In a Monday decision, Judge James E. Boasberg said he was “mindful of the disruption such a shutdown will cause,” but that “the seriousness of the Corps’ deficiencies outweighs the negative effects of halting the oil flow for the the thirteen months that the Corps believes the creation of an EIS will take.”

The order follows Judge Boasberg’s March decision that the Corps was required to conduct a full environmental review of the Dakota Access Pipeline, nearly three years after it began carrying oil.

“Following multiple twists and turns in this long-running litigation, this Court recently found that Defendant U.S. Army Corps of Engineers had violated the National Environmental Policy Act (NEPA) when it granted an easement to Defendant-Intervenor Dakota Access, LLC to construct and operate a segment of that crude-oil pipeline running beneath the lake,” Judge Boasberg wrote on Monday.

Fearing environmental consequences—amid sometimes violent protests—the Standing Rock Sioux Tribe, Cheyenne River Sioux Tribe and other plaintiffs sought to enjoin the Corps in 2016 from allowing construction and operation of the oil pipeline under Lake Oahe, a reservoir behind a dam on the Missouri River that stretches between North and South Dakota.

According to Judge Boasberg’s opinion, while Standing Rock and Cheyenne River were initially unsuccessful in obtaining preliminary injunctions halting the pipeline, the Corps announced it would suspend construction pending reconsideration of its statutory obligations under NEPA.

“A few months later, however, following the change of administration in January 2017 and a presidential memorandum urging acceleration of the project, the Corps again reconsidered and decided to move forward,” the opinion said.

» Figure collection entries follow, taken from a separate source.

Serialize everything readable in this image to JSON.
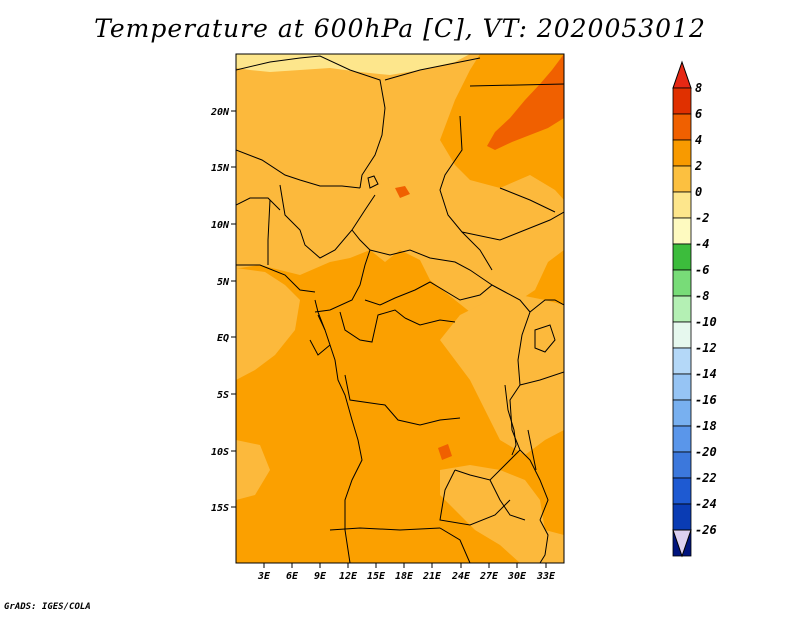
{
  "title": "Temperature at 600hPa [C], VT: 2020053012",
  "credit": "GrADS: IGES/COLA",
  "lat_labels": [
    "20N",
    "15N",
    "10N",
    "5N",
    "EQ",
    "5S",
    "10S",
    "15S"
  ],
  "lon_labels": [
    "3E",
    "6E",
    "9E",
    "12E",
    "15E",
    "18E",
    "21E",
    "24E",
    "27E",
    "30E",
    "33E"
  ],
  "colorbar": {
    "labels": [
      "8",
      "6",
      "4",
      "2",
      "0",
      "-2",
      "-4",
      "-6",
      "-8",
      "-10",
      "-12",
      "-14",
      "-16",
      "-18",
      "-20",
      "-22",
      "-24",
      "-26"
    ],
    "colors": [
      "#e03000",
      "#f06000",
      "#f89a00",
      "#fcc040",
      "#fde68c",
      "#fefac0",
      "#3cbc3c",
      "#78dc78",
      "#b4f0b4",
      "#e6f8ee",
      "#b4d8f8",
      "#96c4f4",
      "#78b0f0",
      "#5a96ea",
      "#3c78dc",
      "#1e5ad2",
      "#0a3cb4",
      "#00147d"
    ],
    "top_cap_color": "#e62814",
    "bottom_cap_color": "#dcd0f0"
  },
  "map_colors": {
    "base": "#fba000",
    "warm": "#fcb93c",
    "cool": "#fde68c",
    "hot": "#f06000"
  }
}
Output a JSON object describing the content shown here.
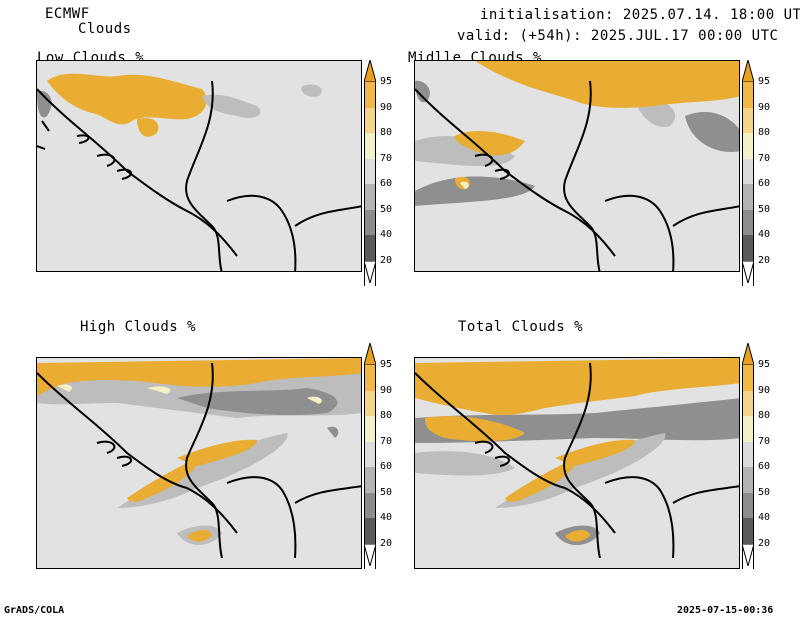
{
  "header": {
    "model": "ECMWF",
    "field": "Clouds",
    "init": "initialisation: 2025.07.14. 18:00 UTC",
    "valid": "valid: (+54h): 2025.JUL.17 00:00 UTC"
  },
  "panels": [
    {
      "title": "Low Clouds %"
    },
    {
      "title": "Midlle Clouds %"
    },
    {
      "title": "High Clouds %"
    },
    {
      "title": "Total Clouds %"
    }
  ],
  "colorbar": {
    "levels": [
      "95",
      "90",
      "80",
      "70",
      "60",
      "50",
      "40",
      "20"
    ],
    "colors": [
      "#e8a020",
      "#efb944",
      "#f5d58a",
      "#f2f2c8",
      "#dcdcdc",
      "#b4b4b4",
      "#8c8c8c",
      "#5a5a5a",
      "#ffffff"
    ]
  },
  "colors": {
    "background": "#e2e2e2",
    "orange": "#e9ad33",
    "light_orange": "#f2cc78",
    "cream": "#f4f0c6",
    "gray1": "#bdbdbd",
    "gray2": "#8f8f8f",
    "gray3": "#606060"
  },
  "footer": {
    "left": "GrADS/COLA",
    "right": "2025-07-15-00:36"
  }
}
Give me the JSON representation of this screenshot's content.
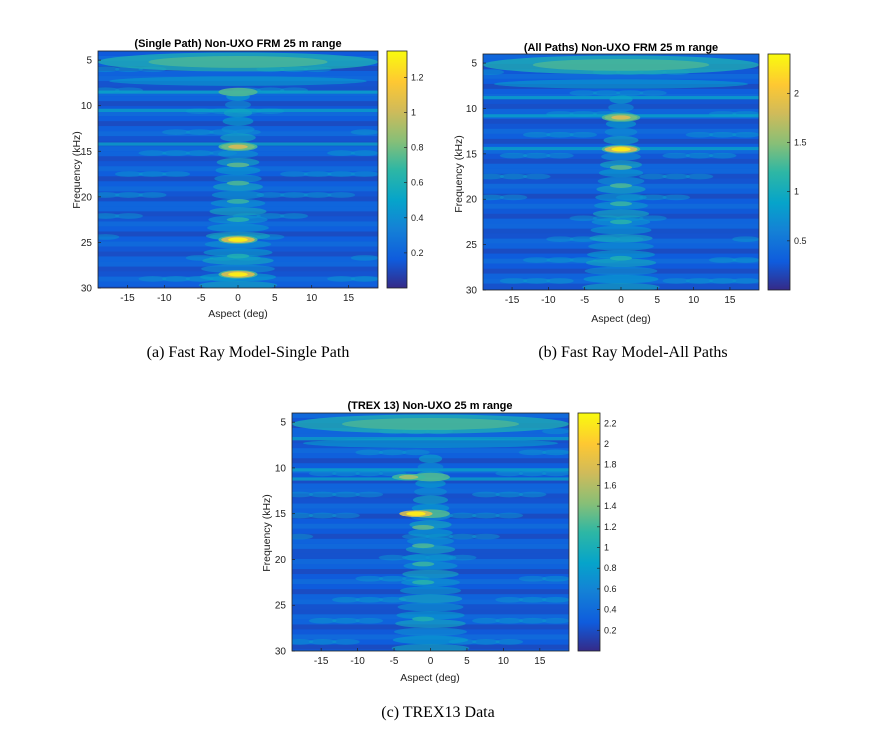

“The Court does not reach its decision with blithe disregard for the lives it will affect. It readily acknowledges that, even with the currently low demand for oil, shutting down the pipeline will cause significant disruption to DAPL, the North Dakota oil industry, and potentially other states,” Boasberg wrote. “Yet, given the seriousness of the Corps’ [National Environmental Policy Act] error, the impossibility of a simple fix, the fact that Dakota Access did assume much of its economic risk knowingly, and the potential harm each day the pipeline operates, the Court is forced to conclude that the flow of oil must cease.”

Energy Transfer Partners, the pipeline parent company, said in a press release that it would seek a stay from Judge Boasberg and pursue an expedited appeal if Boasberg refused to delay the order. The company said it was “confident that once the law and full record are fully considered Dakota Access Pipeline will not be shut down and that oil will continue to flow.”